Section number three, entitled WHAT ANCESTORS HAVE YOU HEARD ABOUT, BUT NEVER MET, gives the person you are interviewing a chance to reflect. Often by sharing little stories they have heard, or information that has been passed down in the family, it joggles their memory and just in conversation, more information comes to surface and begins to form a picture for you to start investigating. In this section, you are giving them ideas of the kind of information they may have, but just aren't aware that it would help you in your search.

For example, people don't always think of the Family Bible as being a great resource, but years ago, birth, christening, baptismal, marriage, death dates were often recorded in the Family Bible! People have found relatives that no one ever knew about, maybe a child died at birth, or at a very young age, maybe there was a first marriage that no one talked about, you get the idea! They may not have spoken about these things, but most likely there is a record of it somewhere! So, ask if anyone is aware of someone in the family having a Bible that was passed down from previous generations. If you are lucky enough to have access to such a treasure, then request an opportunity to look through it on the premises of the current owner. Of course, I realize not everyone has a religious affiliation or one that would include a Bible, but my point is that if there is a book of record in the family, religiously affiliated or not, you want to look through it to see if there is any information that would be appropriate to your research. I mention Bibles specifically because most have been and are printed with a section for Family Records.

The other thing you want to find out is if there is a Family Photo Album that has been passed down because there will be a wealth of photographs, that perhaps are even notated somewhere on the photo as to who it is, the event, the date, etc. You might find that the person you are interviewing will suddenly remember something just by association while looking at old photos. As I've said before, photos put a face to names, and it is amazing how much more connected you feel when you can visualize someone in your ancestry. The oldest photo, well copy of a photo, that I have is of my fourth Great Grandmother, Huldah Olive Wandel Goss. She lived just long enough after the Civil War to have had the opportunity to be photographed! I would imagine that was like man landing on the moon for her generation! She didn't exactly look happy about it, but then she may not have had any teeth left to smile with at her age! Putting her face to her name, it was like someone had handed me a million dollars! There are moments in research that are pretty priceless!

Speaking of Family Bibles and religious affiliation, even though you may know your family's current religious affiliation, don't assume it has always been that way. Ask if anyone knows what churches, temples, religious institutions or organizations, etc. that any family members belonged to, as you just never know!
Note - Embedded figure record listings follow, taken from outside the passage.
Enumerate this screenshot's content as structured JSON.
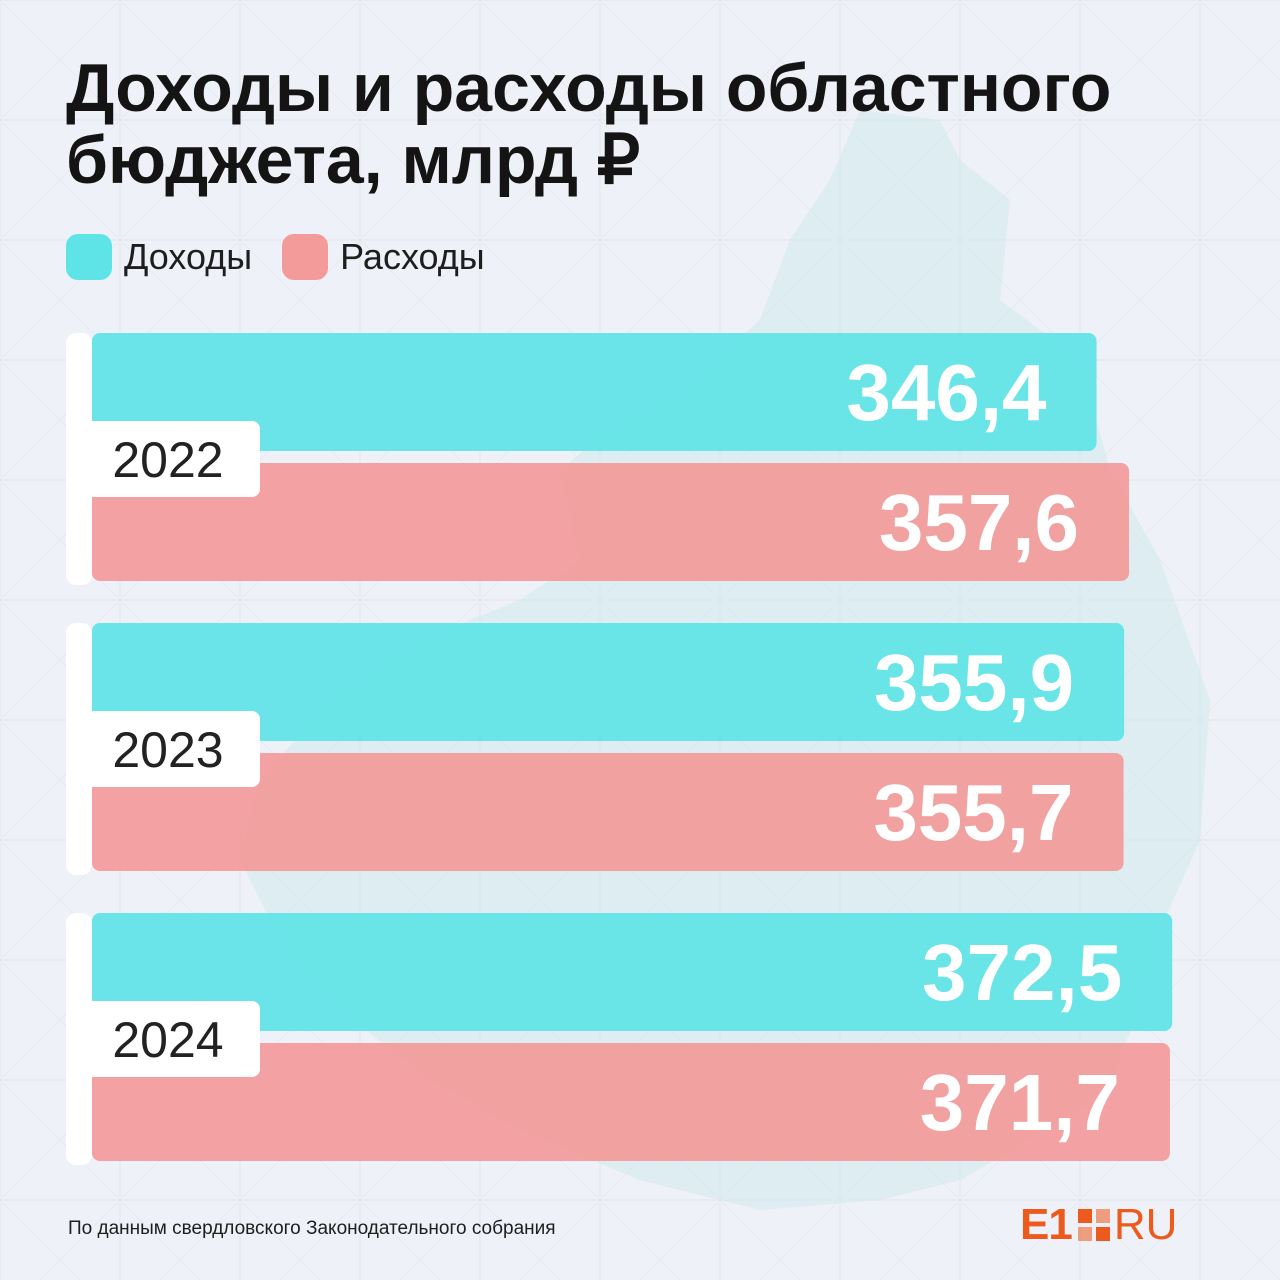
{
  "title_line1": "Доходы и расходы областного",
  "title_line2": "бюджета, млрд ₽",
  "footer": {
    "source": "По данным свердловского Законодательного собрания",
    "logo_main": "E1",
    "logo_suffix": "RU"
  },
  "colors": {
    "income": "#5ee3e6",
    "expense": "#f39a9a",
    "accent": "#ec5a1e"
  },
  "chart_data": {
    "type": "bar",
    "orientation": "horizontal",
    "categories": [
      "2022",
      "2023",
      "2024"
    ],
    "series": [
      {
        "name": "Доходы",
        "values": [
          346.4,
          355.9,
          372.5
        ],
        "labels": [
          "346,4",
          "355,9",
          "372,5"
        ]
      },
      {
        "name": "Расходы",
        "values": [
          357.6,
          355.7,
          371.7
        ],
        "labels": [
          "357,6",
          "355,7",
          "371,7"
        ]
      }
    ],
    "legend_position": "top-left",
    "grid": false
  }
}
As I have noted in this section of the interview question form, you will also want to ask if anyone belonged to any organization such as the D.A.R. [Daughter of the American Revolution], Mayflower Society, Freemason, etc. The reason you would ask this question is because there are records that you can research with these affiliations. I will be putting a list together of these types of organizations that you can ask about, or check out if you think you might find it appropriate.